Will a full return for students mean a more traditional campus or a “post-pandemic version of normality.”
Russ Poulin, general manager of the NPO WICHE cooperative for educational technologies (WCET), says colleges and universities have reached an inflection point” when it comes to digital learning.
While institutions and the many courses they offer will likely return to normal this fall, some options and tools implemented during the pandemic are likely to remain. Both faculty and students believe that the elements of online learning have value.
“Now the challenge is to scale faculty development and student support systems to make the most of technology,” Poulin said.
WCET is one of many organizations – including the Online Learning Consortium, Professional University and Continuing Education Association (UPCEA), Canadian Association for Research in Digital Learning and engage – who drove the most recent Digital Learning Pulse Survey on the impacts of COVID-19 on learning and engagement in higher education.
The survey, which polled more than 1,700 professors and administrators at nearly 1,000 colleges and universities, showed that 51% of faculty members are “more positive” about remote learning than they are. were last March. Almost the same number say their “very different” teaching methods and models are likely to continue.
“The fall 2020 term showed that higher education faculty and administrators were extremely nimble and adaptable as their preparation over the summer enabled them to support a massive shift to online learning” , said Jeff Seaman, principal investigator and director of Bay view analysis, who conducted the investigation. “The change has forced teachers to implement new teaching styles, many of which intend to continue post-pandemic.”
In fact, when asked if they would maintain or increase the use of digital materials, an overwhelming 81% of colleges and universities said yes. This number before the pandemic hovered around 25%.
Embrace digital learning
For students who want more flexibility and the ability to use technology tools to enhance their learning, the online component is often essential to help them balance their studies, employment and, in some cases, caring for family members. their family.
“Research on the experience of faculty and students with COVID-19 is critically important in helping us understand opportunities for short-term faculty and student support,” said Angela Gunder, Director of Online Learning Consortium studies. “Study after study has shown that students prefer blended learning modalities and how they get the most out of what online and face-to-face classes have to offer.”
While just over 50% of teachers are more optimistic about digital learning, this number is even higher for digital media (57%). About half of faculty members say they are satisfied with the support they receive from colleagues and universities.
“More and more faculty have become more comfortable with digital technologies, which is exciting because it means they may be perfectly positioned to take advantage of more blended learning approaches in addition to portfolios. online as we return to a post-pandemic version of normality,” Gunder said.
The numbers highlight this success: 76% of teachers said they were satisfied with the way they communicated with students, 78% said they were satisfied with the effectiveness of the technology, and 68% said they were satisfied with the quality of student learning. If there’s one area for improvement, it might be engagement: only half say they’re satisfied.
Fernando Bleichmar, Executive Vice President and General Manager of US Higher Education at Cengage added, “Even under pressure to move quickly to these new models, faculty are finding value in digital learning, and it’s encouraging to see that many are considering keeping new formats in place post-pandemic.

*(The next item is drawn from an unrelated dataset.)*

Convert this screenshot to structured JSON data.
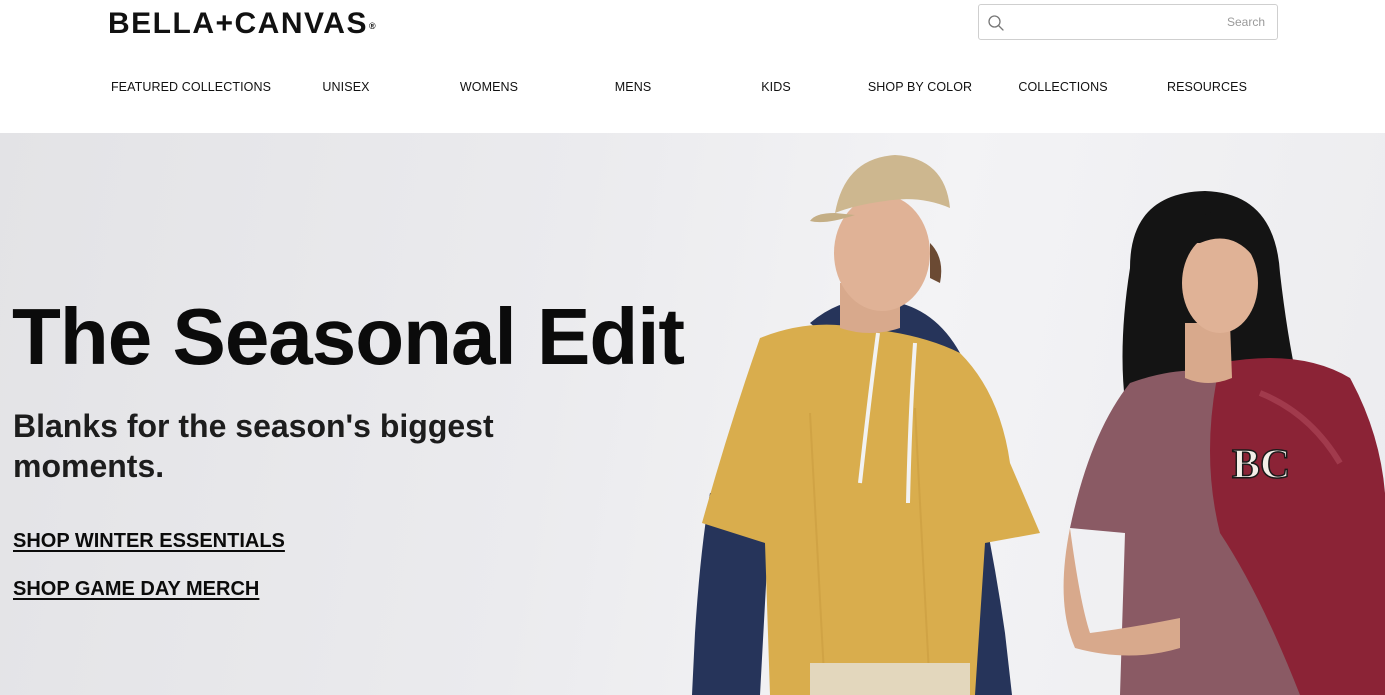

Institutions are also on board. Less than a quarter of those surveyed said they used online homework systems before the pandemic. This number has changed significantly – with nearly 60% implementing widespread use and 74% saying it will continue or increase as the fall semester opens.
“It is clear that higher education leaders have learned the key lessons brought by the pandemic and have a renewed appreciation for the value of online learning,” said Robert Hansen, chief executive of UPCEA. “Developing methodologies and processes to institutionalize these lessons into sustainable digital initiatives will benefit students, faculty and the institution immeasurably.”
One area that could be improved, according to survey responses, is the professional development of administrators, who overwhelmingly say support is inadequate. This support must also continue for all those involved in the digital learning space.
“Quality online learning provides a flexible and necessary option for students, but services and support for students and faculty along the way are essential for a successful learning experience,” Bleichmar said.